A Bulletproof Deploy for Shiny Apps

Roger Cost
Engineering Dstilled
6 min readSep 19, 2018

Here at Dstillery we’ve recently discovered a new toy: the Shiny package for R. It’s an easy and frictionless way for us to turn MySQL (or Hive) tables into interactive data visualization webapps, filled with fun buttons, sliders and knobs. You can read all about it here, but first a word of warning: if you have real work to do, you may find yourself putting it off and inventing reasons to make your own Shiny apps. It’s that cool.

70 lines of code = 1 addictive rainbow-art toy

One of the best things about Shiny is that it’s so easy to set up a server to host all your apps. All you have to do is copy the single file that contains your app (usually called app.R) into a specific directory on that server, and you will immediately have a web service up and running. No fiddling with boring config files and tedious plumbing code — what could be better?

Naturally, we started writing Shiny apps for various things and publishing the links out to the whole company. What used to take days to code in AngularJS and Python would now take a few hours from concept phase to having it in front of the end user. The data scientists on our team were having a lot of fun with this, but the engineers — born pessimists — were thinking always of the future. How long could this go on? When would the inevitable scalability cliff appear suddenly out of the rye?

As it turns out, all of the apps on the Shiny server use the R executable and packages natively installed on the server. It’s easy enough, if we need, say, a progress bar to show while we’re loading data, to install the requisite graphics package (shinysscloaders) onto the shiny-server machine.

But what happens if for whatever reason, two apps need two different versions of the same package? It’s easy to imagine a case where someone installs a package whose dependency tree includes an upgrade (or even a downgrade) to an already-installed package, and breaks someone else’s app.
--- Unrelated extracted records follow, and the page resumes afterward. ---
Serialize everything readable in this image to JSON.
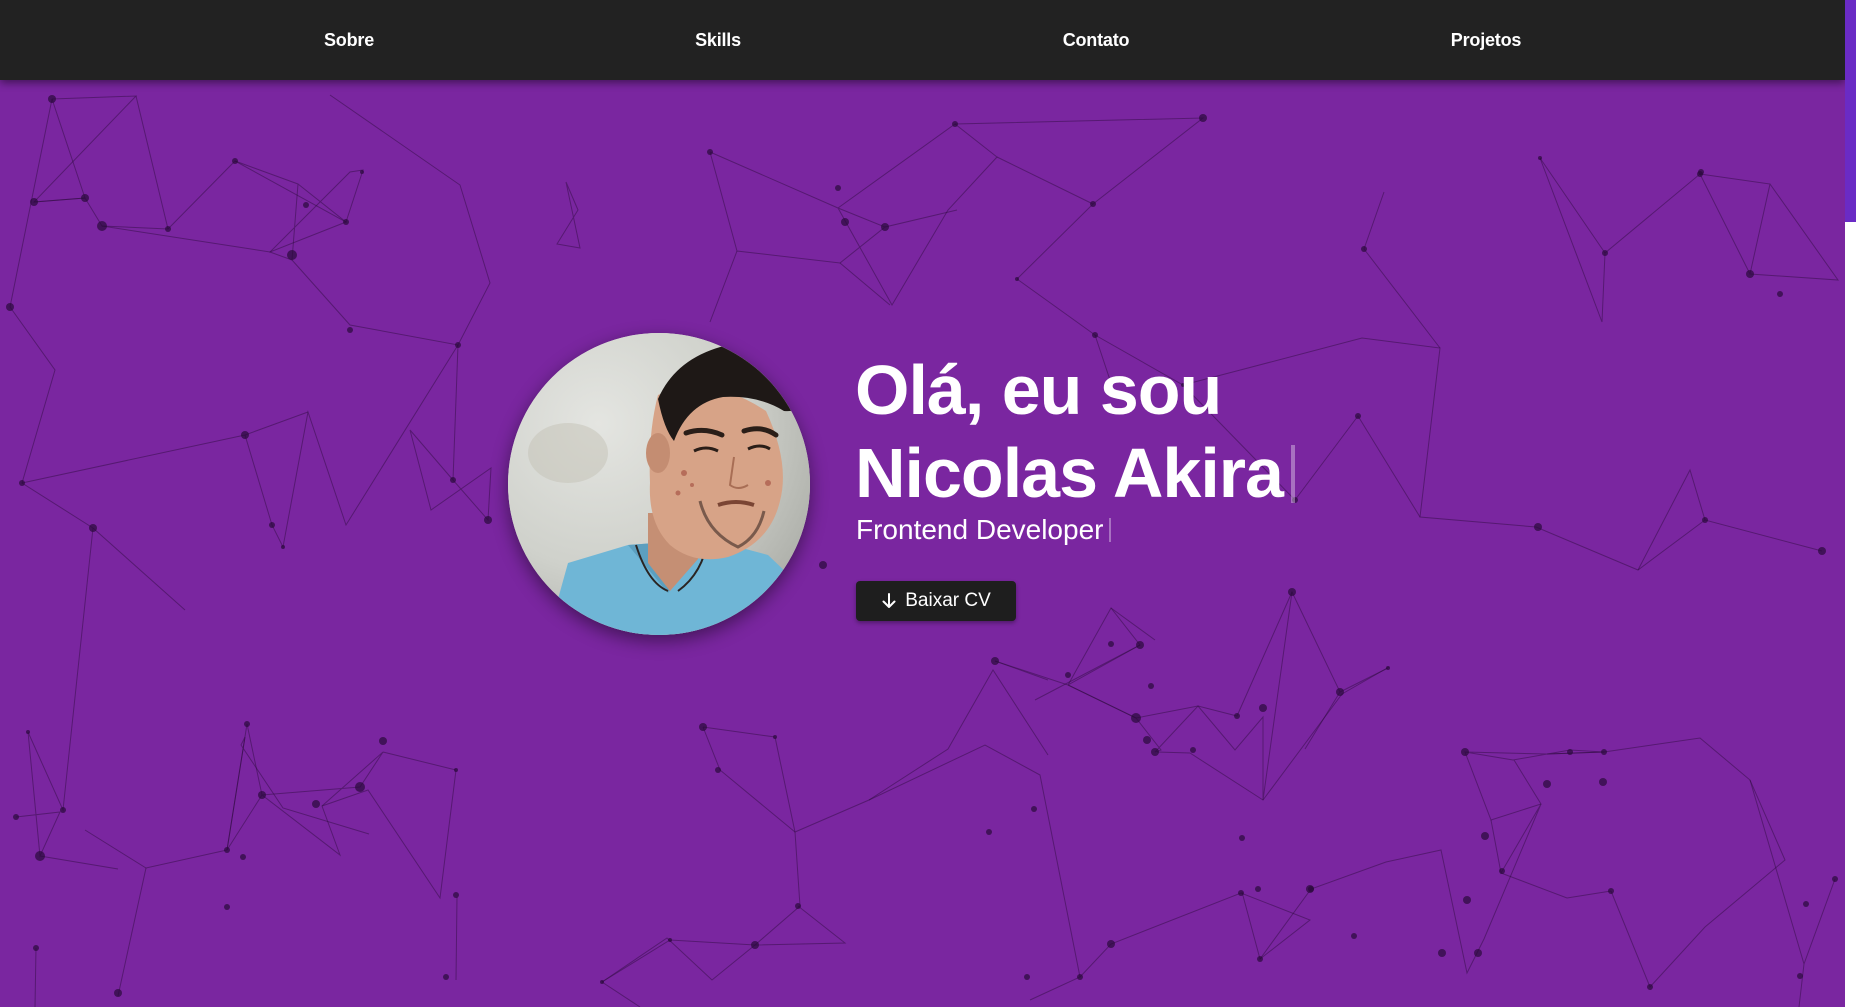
{
  "nav": {
    "items": [
      {
        "label": "Sobre"
      },
      {
        "label": "Skills"
      },
      {
        "label": "Contato"
      },
      {
        "label": "Projetos"
      }
    ]
  },
  "hero": {
    "greeting": "Olá, eu sou",
    "name": "Nicolas Akira",
    "role": "Frontend Developer",
    "cv_button": {
      "label": "Baixar CV",
      "icon": "arrow-down-icon"
    },
    "avatar": {
      "description_icon": "profile-photo"
    }
  },
  "colors": {
    "background": "#7a26a0",
    "navbar": "#222222",
    "button": "#1e1e1e",
    "scroll_thumb": "#6a2bc5"
  }
}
In this case, the first person to know that something broke would be the business end user. For us engineers, that probably ranks as our absolute least favorite way to find out about a software defect.

Other programming environments have this same problem, which is why virtual environments (think Pip or Anaconda for Python) are so popular. Fortunately, R also has its own virtual environment, called Packrat. If you create your own app-specific virtual environment and install the packages there instead of in the system’s native R library path, then two apps can happily coexist side by side and run different versions of the same package.
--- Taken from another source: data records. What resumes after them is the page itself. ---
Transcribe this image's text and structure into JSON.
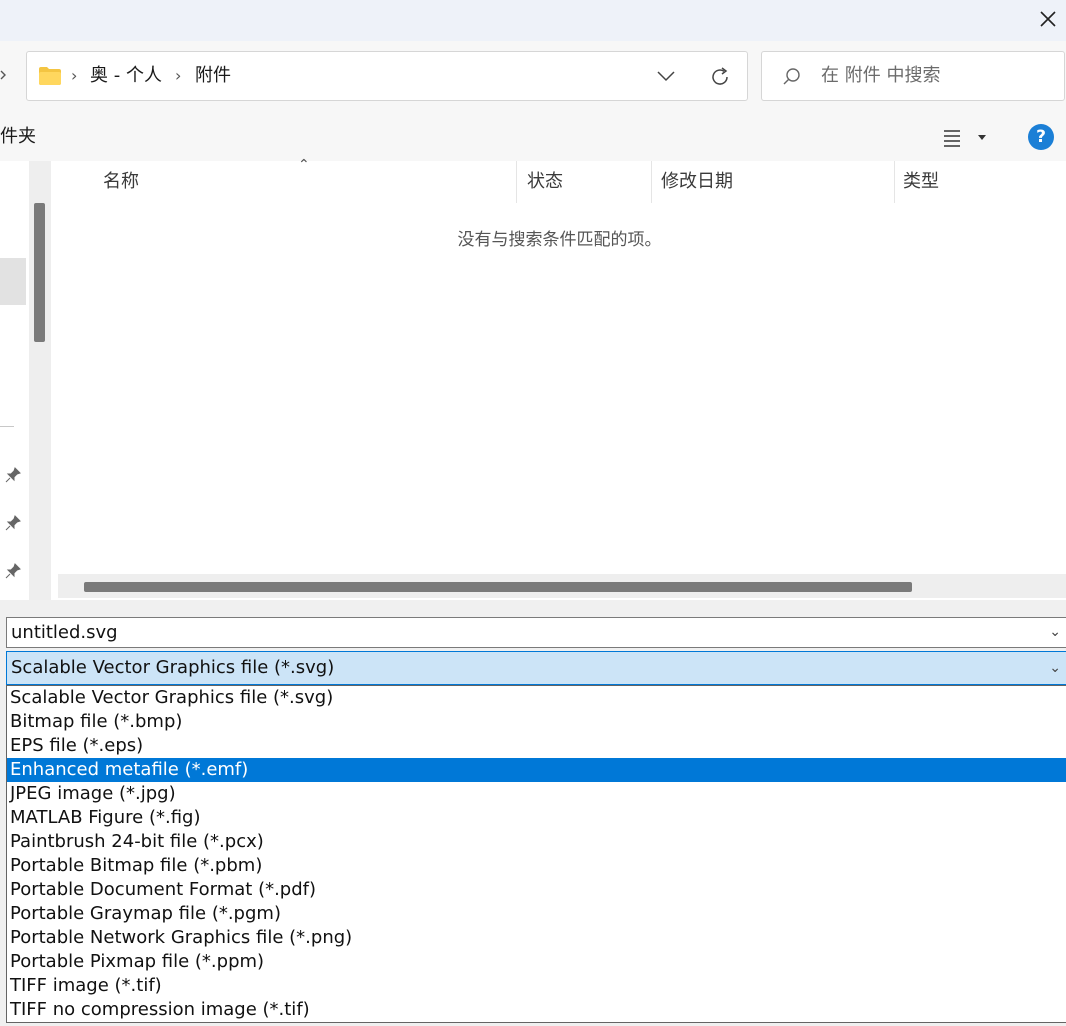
{
  "address": {
    "crumbs": [
      "奥 - 个人",
      "附件"
    ],
    "folder_icon": "folder-icon",
    "dropdown_icon": "chevron-down-icon",
    "refresh_icon": "refresh-icon"
  },
  "search": {
    "placeholder": "在 附件 中搜索",
    "icon": "search-icon"
  },
  "toolbar": {
    "label": "件夹",
    "view_icon": "view-menu-icon",
    "help_label": "?"
  },
  "columns": [
    "名称",
    "状态",
    "修改日期",
    "类型"
  ],
  "empty_message": "没有与搜索条件匹配的项。",
  "save": {
    "filename": "untitled.svg",
    "filetype_selected": "Scalable Vector Graphics file (*.svg)",
    "filetype_options": [
      "Scalable Vector Graphics file (*.svg)",
      "Bitmap file (*.bmp)",
      "EPS file (*.eps)",
      "Enhanced metafile (*.emf)",
      "JPEG image (*.jpg)",
      "MATLAB Figure (*.fig)",
      "Paintbrush 24-bit file (*.pcx)",
      "Portable Bitmap file (*.pbm)",
      "Portable Document Format (*.pdf)",
      "Portable Graymap file (*.pgm)",
      "Portable Network Graphics file (*.png)",
      "Portable Pixmap file (*.ppm)",
      "TIFF image (*.tif)",
      "TIFF no compression image (*.tif)"
    ],
    "highlighted_option": "Enhanced metafile (*.emf)"
  },
  "colors": {
    "accent": "#0078d7",
    "selected_field_bg": "#cce4f7",
    "help_bg": "#1b7fd6"
  }
}
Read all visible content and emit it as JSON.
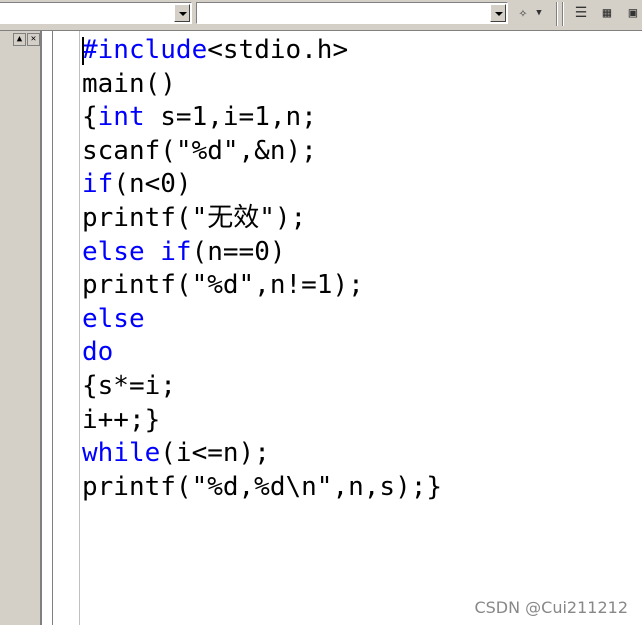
{
  "toolbar": {
    "icons": [
      "dropdown-arrow-icon",
      "dropdown-arrow-icon",
      "dropdown-arrow-icon",
      "magic-wand-icon",
      "stack-icon",
      "grid-icon"
    ]
  },
  "panel": {
    "buttons": [
      "▲",
      "✕"
    ]
  },
  "code": {
    "lines": [
      [
        {
          "t": "#include",
          "kw": true
        },
        {
          "t": "<stdio.h>",
          "kw": false
        }
      ],
      [
        {
          "t": "main()",
          "kw": false
        }
      ],
      [
        {
          "t": "{",
          "kw": false
        },
        {
          "t": "int",
          "kw": true
        },
        {
          "t": " s=1,i=1,n;",
          "kw": false
        }
      ],
      [
        {
          "t": "scanf(\"%d\",&n);",
          "kw": false
        }
      ],
      [
        {
          "t": "if",
          "kw": true
        },
        {
          "t": "(n<0)",
          "kw": false
        }
      ],
      [
        {
          "t": "printf(\"无效\");",
          "kw": false
        }
      ],
      [
        {
          "t": "else if",
          "kw": true
        },
        {
          "t": "(n==0)",
          "kw": false
        }
      ],
      [
        {
          "t": "printf(\"%d\",n!=1);",
          "kw": false
        }
      ],
      [
        {
          "t": "else",
          "kw": true
        }
      ],
      [
        {
          "t": "do",
          "kw": true
        }
      ],
      [
        {
          "t": "{s*=i;",
          "kw": false
        }
      ],
      [
        {
          "t": "i++;}",
          "kw": false
        }
      ],
      [
        {
          "t": "while",
          "kw": true
        },
        {
          "t": "(i<=n);",
          "kw": false
        }
      ],
      [
        {
          "t": "printf(\"%d,%d\\n\",n,s);}",
          "kw": false
        }
      ]
    ]
  },
  "watermark": "CSDN @Cui211212"
}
Easy, right? Well, yes, but at the end of the day, this means our nice and frictionless deployment process becomes larded with a big “gotcha”. Forget to do this one simple thing, and your app could break months later without your knowledge! And nothing will remind you of that step until it’s too late! Clearly we need to think of a Real Deploy Process. But we also don’t want to add tedious steps and slow down iteration on these very nifty and high-business-value tools.
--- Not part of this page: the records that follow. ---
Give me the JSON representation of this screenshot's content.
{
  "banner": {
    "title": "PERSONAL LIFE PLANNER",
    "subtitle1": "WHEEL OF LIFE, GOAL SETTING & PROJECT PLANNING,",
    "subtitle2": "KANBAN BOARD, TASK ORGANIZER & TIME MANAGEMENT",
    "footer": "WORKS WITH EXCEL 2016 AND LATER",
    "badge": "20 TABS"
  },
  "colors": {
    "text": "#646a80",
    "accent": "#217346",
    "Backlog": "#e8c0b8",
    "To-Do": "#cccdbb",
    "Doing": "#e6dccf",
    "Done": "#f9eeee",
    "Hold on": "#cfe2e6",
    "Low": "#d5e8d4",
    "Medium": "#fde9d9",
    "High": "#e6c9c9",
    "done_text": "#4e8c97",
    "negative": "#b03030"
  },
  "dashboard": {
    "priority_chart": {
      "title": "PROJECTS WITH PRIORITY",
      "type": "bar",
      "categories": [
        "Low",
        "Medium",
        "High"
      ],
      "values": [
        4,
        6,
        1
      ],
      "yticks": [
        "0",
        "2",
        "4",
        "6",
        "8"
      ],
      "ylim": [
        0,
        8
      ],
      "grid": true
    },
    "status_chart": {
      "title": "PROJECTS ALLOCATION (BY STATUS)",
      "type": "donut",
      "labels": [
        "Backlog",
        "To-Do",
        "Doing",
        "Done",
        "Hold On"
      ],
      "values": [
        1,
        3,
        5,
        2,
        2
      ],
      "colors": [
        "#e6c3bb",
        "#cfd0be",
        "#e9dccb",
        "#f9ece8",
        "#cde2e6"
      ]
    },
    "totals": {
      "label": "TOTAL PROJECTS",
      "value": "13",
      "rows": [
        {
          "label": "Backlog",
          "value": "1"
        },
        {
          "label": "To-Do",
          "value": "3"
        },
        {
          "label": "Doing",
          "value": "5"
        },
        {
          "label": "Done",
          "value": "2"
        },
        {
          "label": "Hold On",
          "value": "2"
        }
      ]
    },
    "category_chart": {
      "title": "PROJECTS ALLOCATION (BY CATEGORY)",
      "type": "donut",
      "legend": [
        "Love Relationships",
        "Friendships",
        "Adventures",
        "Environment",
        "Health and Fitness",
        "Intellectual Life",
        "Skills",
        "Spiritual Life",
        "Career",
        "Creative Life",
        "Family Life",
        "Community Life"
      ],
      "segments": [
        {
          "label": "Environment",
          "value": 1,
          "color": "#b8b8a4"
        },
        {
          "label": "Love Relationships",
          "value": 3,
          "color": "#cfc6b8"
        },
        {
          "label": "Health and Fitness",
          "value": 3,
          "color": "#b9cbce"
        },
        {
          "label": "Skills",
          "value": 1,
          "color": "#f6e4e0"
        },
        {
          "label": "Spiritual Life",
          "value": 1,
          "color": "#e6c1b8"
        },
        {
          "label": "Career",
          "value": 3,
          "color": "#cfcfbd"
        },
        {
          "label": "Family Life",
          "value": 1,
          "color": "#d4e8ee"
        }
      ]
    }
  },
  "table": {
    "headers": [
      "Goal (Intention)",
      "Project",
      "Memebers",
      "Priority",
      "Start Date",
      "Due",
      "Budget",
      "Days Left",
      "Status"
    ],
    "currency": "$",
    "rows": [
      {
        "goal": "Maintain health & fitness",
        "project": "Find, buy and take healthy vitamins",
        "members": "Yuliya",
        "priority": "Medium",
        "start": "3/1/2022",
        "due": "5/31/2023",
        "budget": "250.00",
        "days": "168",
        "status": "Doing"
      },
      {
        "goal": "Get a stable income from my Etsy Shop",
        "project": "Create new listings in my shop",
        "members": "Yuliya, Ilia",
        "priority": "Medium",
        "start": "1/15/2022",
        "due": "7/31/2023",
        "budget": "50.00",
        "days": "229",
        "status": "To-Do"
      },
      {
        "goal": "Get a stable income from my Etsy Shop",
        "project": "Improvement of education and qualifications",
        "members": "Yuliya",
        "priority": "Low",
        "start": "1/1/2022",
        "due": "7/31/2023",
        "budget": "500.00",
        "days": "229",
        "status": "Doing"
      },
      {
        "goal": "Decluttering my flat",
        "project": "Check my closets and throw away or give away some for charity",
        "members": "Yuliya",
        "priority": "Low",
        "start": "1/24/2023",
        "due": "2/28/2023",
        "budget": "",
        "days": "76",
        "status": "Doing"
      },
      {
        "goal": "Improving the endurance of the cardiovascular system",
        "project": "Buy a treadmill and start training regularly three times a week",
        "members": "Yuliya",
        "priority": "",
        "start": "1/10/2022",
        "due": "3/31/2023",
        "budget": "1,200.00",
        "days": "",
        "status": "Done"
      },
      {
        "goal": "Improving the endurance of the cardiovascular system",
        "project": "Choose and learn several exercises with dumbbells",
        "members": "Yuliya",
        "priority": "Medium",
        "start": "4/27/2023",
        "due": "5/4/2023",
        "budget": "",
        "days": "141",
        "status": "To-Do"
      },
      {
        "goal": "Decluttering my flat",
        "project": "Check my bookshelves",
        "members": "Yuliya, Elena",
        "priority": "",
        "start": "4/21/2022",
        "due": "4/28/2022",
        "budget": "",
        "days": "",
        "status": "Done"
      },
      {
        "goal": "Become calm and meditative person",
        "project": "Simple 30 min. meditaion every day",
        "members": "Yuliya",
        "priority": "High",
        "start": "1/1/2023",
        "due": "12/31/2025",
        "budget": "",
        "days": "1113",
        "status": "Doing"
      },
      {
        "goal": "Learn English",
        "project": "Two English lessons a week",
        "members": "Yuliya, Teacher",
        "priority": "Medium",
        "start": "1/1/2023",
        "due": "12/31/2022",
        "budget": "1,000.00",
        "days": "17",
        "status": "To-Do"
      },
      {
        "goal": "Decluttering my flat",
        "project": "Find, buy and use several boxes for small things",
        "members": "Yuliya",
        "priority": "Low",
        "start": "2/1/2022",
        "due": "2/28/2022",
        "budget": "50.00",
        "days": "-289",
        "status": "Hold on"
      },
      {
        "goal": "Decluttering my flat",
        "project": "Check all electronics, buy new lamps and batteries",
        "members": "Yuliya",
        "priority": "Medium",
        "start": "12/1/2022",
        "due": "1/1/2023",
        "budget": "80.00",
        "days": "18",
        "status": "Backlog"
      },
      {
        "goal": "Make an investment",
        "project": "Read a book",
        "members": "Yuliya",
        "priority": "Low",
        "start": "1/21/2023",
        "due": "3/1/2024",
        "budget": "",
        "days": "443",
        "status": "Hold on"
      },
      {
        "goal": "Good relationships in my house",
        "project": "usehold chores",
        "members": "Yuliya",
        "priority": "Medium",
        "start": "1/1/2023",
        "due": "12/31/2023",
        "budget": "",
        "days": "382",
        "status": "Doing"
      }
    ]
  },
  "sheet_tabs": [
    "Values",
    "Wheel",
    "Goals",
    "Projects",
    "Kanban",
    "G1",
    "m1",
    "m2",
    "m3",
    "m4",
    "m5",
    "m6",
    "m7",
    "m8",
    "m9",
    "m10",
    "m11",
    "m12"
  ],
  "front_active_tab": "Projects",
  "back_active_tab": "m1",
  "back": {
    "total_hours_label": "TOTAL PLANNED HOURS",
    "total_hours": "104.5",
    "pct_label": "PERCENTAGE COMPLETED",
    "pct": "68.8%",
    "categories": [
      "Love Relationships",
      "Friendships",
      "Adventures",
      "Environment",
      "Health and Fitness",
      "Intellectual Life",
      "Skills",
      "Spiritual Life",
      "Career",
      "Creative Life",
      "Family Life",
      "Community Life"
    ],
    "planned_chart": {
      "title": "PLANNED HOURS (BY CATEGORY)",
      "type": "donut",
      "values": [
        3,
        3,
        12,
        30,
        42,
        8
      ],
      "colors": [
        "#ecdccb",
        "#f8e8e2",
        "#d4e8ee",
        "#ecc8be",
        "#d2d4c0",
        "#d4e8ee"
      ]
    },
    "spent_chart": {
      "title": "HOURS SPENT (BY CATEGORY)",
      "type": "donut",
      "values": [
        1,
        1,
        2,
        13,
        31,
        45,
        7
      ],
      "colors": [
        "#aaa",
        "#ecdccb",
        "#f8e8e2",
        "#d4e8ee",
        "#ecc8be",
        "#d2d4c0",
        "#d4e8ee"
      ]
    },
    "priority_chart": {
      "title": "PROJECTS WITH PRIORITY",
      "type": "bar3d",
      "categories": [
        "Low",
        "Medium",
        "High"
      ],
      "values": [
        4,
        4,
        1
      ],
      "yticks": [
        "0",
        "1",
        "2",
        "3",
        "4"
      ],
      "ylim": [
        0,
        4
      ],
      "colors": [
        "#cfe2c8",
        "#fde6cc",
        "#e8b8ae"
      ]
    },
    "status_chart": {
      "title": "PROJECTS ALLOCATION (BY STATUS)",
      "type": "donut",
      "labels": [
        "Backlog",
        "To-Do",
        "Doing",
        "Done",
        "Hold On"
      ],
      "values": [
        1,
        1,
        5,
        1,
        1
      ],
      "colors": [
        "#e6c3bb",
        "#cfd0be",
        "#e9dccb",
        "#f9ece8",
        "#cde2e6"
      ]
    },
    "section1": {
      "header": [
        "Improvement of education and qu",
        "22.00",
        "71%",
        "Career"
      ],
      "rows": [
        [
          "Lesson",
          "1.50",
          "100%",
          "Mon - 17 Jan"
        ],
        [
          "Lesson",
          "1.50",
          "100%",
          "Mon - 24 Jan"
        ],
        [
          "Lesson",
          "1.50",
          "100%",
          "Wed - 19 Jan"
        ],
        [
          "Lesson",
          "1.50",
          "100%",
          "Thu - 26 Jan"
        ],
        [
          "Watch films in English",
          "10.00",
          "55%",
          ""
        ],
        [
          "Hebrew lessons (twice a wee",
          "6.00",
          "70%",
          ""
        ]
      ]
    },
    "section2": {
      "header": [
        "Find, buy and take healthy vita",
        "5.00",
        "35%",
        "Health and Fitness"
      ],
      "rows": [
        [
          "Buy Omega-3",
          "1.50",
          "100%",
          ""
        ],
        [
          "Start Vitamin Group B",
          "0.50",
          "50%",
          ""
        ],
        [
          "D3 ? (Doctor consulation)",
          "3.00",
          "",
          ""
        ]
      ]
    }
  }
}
For inspiration we turn to the standard Dstillery packaging pattern. Used most often for Java applications (which are the bread and butter of our engineering organization) the process consists of:

  • Code is hosted in a Git repository
  • Maven compiles and builds an RPM
  • The RPM gets deployed to an internal repo
  • Using Salt, we specify which version of which RPM gets deployed to which machine(s)
  • Salt can also be set up with post-install steps if necessary

Since we have a lot of Java applications and most of them use this standard procedure, it’s second nature for our engineers to deploy apps using this process. All of the steps are automated, so deploying an app to production is done with a single click. In fact, it’s even easier than manually copying a file onto the Shiny server’s app directory.

Fortunately for us, Maven — while designed with Java in mind — is not restricted to being used with Java. It can build an RPM out of anything, with the right configuration. And it turns out that none of the other elements of this standard packaging pattern assume Java either. An RPM is an RPM, and a post install script is a post install script.

The only difficulty that arises is that Packrat insists upon putting its packages inside the same directory where the app.R file lives. R packages are big binaries and app.R files are small text files, and we certainly do not want to have both of those coexisting in a Git repository. Generally speaking, binaries are no good in Git repos, because of the way Git tracks changes (using diffs, for compactness).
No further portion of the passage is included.